Галя посмотрела на старуху и вдруг увидела их – те самые ро́сти. Они оплели низ старушечьего тела, скрывались под старым, полуистлевшим платьем, вылезали сквозь дыры в ткани на уровне живота – и вновь врезались где-то под грудью. Ног у старухи вовсе не было – лишь густое, склизкое переплетение бледных венозных ростков, уходящих вниз, сквозь проломленные доски – в самый подпол.
– Галя, – пробурчал вдруг Пашка. – А что это такое? Это вообще законно – вам такое творить? Я ж пожалуюсь… – Он вдруг уронил голову, зацепился взглядом за свои ноги и, пробежав глазами вверх, увидел-таки то, что от него осталось. Раскрыв рот, Пашка издал тяжелый нарастающий стон, который перешел в полный нескрываемого ужаса крик.
– Заткни его, – злобно бросила старуха, обернувшись к Любке. Та прямо по столу подошла к Пашке и, схватив его за голову, стала бить о столешницу.
Где-то за спиной зарыдала, приходя в себя, Рита.
– Вспомни его. – Старуха, перебирая кулаками, продвинулась по столу еще дальше – будто бы ро́сти толкали ее ближе к Гале. – Вспомни, как ты его любила. Это же не ушло никуда? Ты ведь не Любка, чтобы дитятко свое в бочку запихнуть, чтобы его без любви оставить и в тварь обратить. Ты его всю жизнь любила, как и я. А настоящая любовь никогда не уходит. Она навсегда. Только гнить внутри тебя любовь эта начинает – и сочится наружу. Будешь в себе держать – сгниешь. А ты выпусти. На других выпусти. На этого выпусти, из-за которого тебе сейчас больно. И не думай про ту дуру, что сзади ревет. Она уже мертва. Бочка откроется – и все. Она уж и не человек, а так – угощение, закуска. А ты, Галюша, останешься. И они останутся. И друг твой – он тоже останется и будет здесь, пока ты их помощь не примешь – да не позволишь ему больше такого творить.

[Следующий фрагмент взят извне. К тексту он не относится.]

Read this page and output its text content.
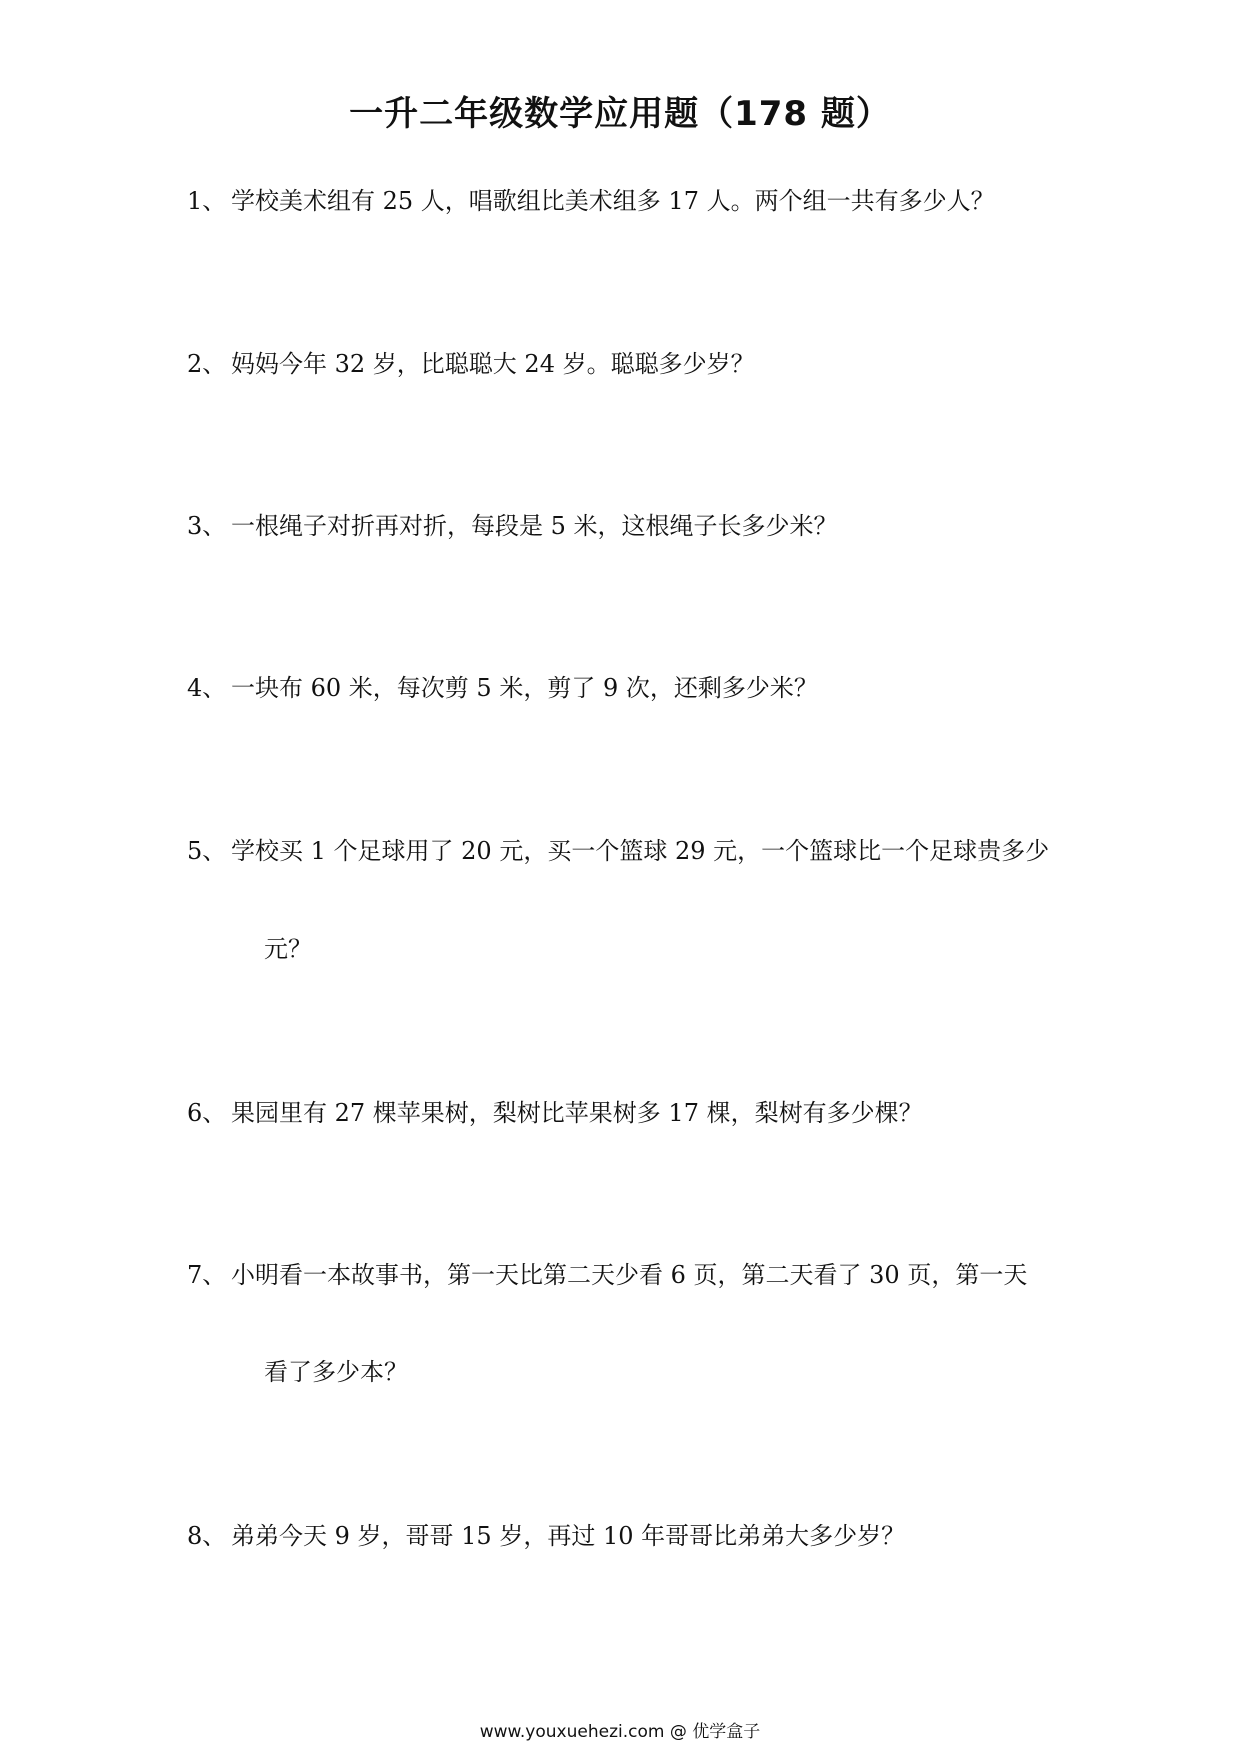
一升二年级数学应用题（178 题）
1、 学校美术组有 25 人，唱歌组比美术组多 17 人。两个组一共有多少人？
2、 妈妈今年 32 岁，比聪聪大 24 岁。聪聪多少岁？
3、 一根绳子对折再对折，每段是 5 米，这根绳子长多少米？
4、 一块布 60 米，每次剪 5 米，剪了 9 次，还剩多少米？
5、 学校买 1 个足球用了 20 元，买一个篮球 29 元，一个篮球比一个足球贵多少
元？
6、 果园里有 27 棵苹果树，梨树比苹果树多 17 棵，梨树有多少棵？
7、 小明看一本故事书，第一天比第二天少看 6 页，第二天看了 30 页，第一天
看了多少本？
8、 弟弟今天 9 岁，哥哥 15 岁，再过 10 年哥哥比弟弟大多少岁？
www.youxuehezi.com @ 优学盒子
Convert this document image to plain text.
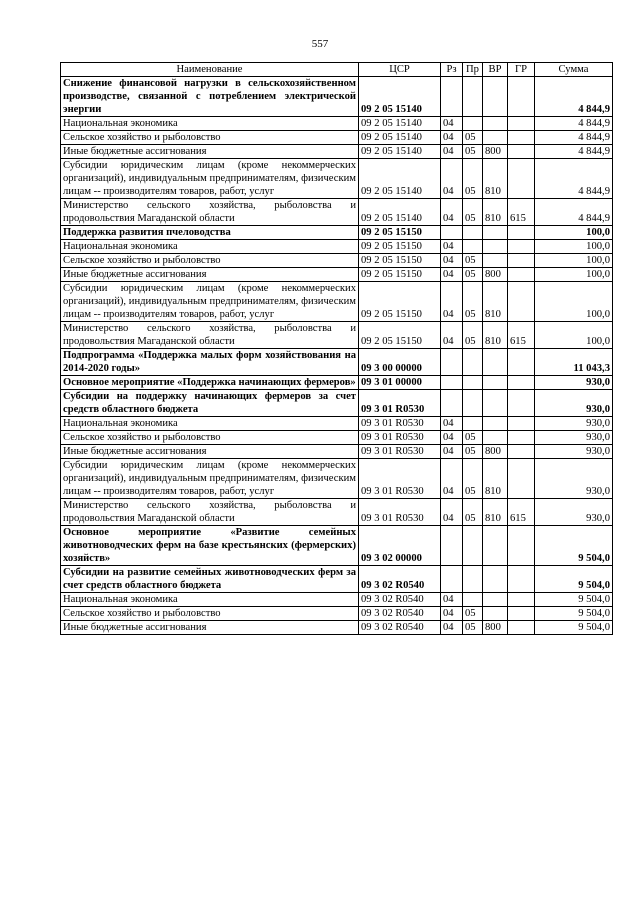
557
Наименование	ЦСР	Рз	Пр	ВР	ГР	Сумма
Снижение финансовой нагрузки в сельскохозяйственном производстве, связанной с потреблением электрической энергии	09 2 05 15140					4 844,9
Национальная экономика	09 2 05 15140	04				4 844,9
Сельское хозяйство и рыболовство	09 2 05 15140	04	05			4 844,9
Иные бюджетные ассигнования	09 2 05 15140	04	05	800		4 844,9
Субсидии юридическим лицам (кроме некоммерческих организаций), индивидуальным предпринимателям, физическим лицам -- производителям товаров, работ, услуг	09 2 05 15140	04	05	810		4 844,9
Министерство сельского хозяйства, рыболовства и продовольствия Магаданской области	09 2 05 15140	04	05	810	615	4 844,9
Поддержка развития пчеловодства	09 2 05 15150					100,0
Национальная экономика	09 2 05 15150	04				100,0
Сельское хозяйство и рыболовство	09 2 05 15150	04	05			100,0
Иные бюджетные ассигнования	09 2 05 15150	04	05	800		100,0
Субсидии юридическим лицам (кроме некоммерческих организаций), индивидуальным предпринимателям, физическим лицам -- производителям товаров, работ, услуг	09 2 05 15150	04	05	810		100,0
Министерство сельского хозяйства, рыболовства и продовольствия Магаданской области	09 2 05 15150	04	05	810	615	100,0
Подпрограмма «Поддержка малых форм хозяйствования на 2014-2020 годы»	09 3 00 00000					11 043,3
Основное мероприятие «Поддержка начинающих фермеров»	09 3 01 00000					930,0
Субсидии на поддержку начинающих фермеров за счет средств областного бюджета	09 3 01 R0530					930,0
Национальная экономика	09 3 01 R0530	04				930,0
Сельское хозяйство и рыболовство	09 3 01 R0530	04	05			930,0
Иные бюджетные ассигнования	09 3 01 R0530	04	05	800		930,0
Субсидии юридическим лицам (кроме некоммерческих организаций), индивидуальным предпринимателям, физическим лицам -- производителям товаров, работ, услуг	09 3 01 R0530	04	05	810		930,0
Министерство сельского хозяйства, рыболовства и продовольствия Магаданской области	09 3 01 R0530	04	05	810	615	930,0
Основное мероприятие «Развитие семейных животноводческих ферм на базе крестьянских (фермерских) хозяйств»	09 3 02 00000					9 504,0
Субсидии на развитие семейных животноводческих ферм за счет средств областного бюджета	09 3 02 R0540					9 504,0
Национальная экономика	09 3 02 R0540	04				9 504,0
Сельское хозяйство и рыболовство	09 3 02 R0540	04	05			9 504,0
Иные бюджетные ассигнования	09 3 02 R0540	04	05	800		9 504,0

Галя выронила телефон на стол. Кажущиеся горячими, влажные ладони старухи поглаживали ее пальцы, успокаивали. Примиряли. Участковая подняла голову, взглянула старухе в лицо. Та улыбнулась – печально и зыбко, будто бы все уже решено. Галя медленно, тяжело кивнула.
– Это они тебе так сказали? – спросила она хрипло. – Что, если не выпустишь – сгниешь?
– Они, милочка. Все, что знаю, – от них узнала. И ты тоже, Галюша, – узнаешь обязательно.
Пашка уже давно молчал. Любка с упоением продолжала бить мертвеца головою о стол.
– А я вот только сейчас поняла, – улыбнулась Галя и сжала руки старухи в ответ, – что не зубы у тебя во рту. А ро́сти эти поганые. Наврали они тебе, дура старая. Ты давно уже вся сгнила.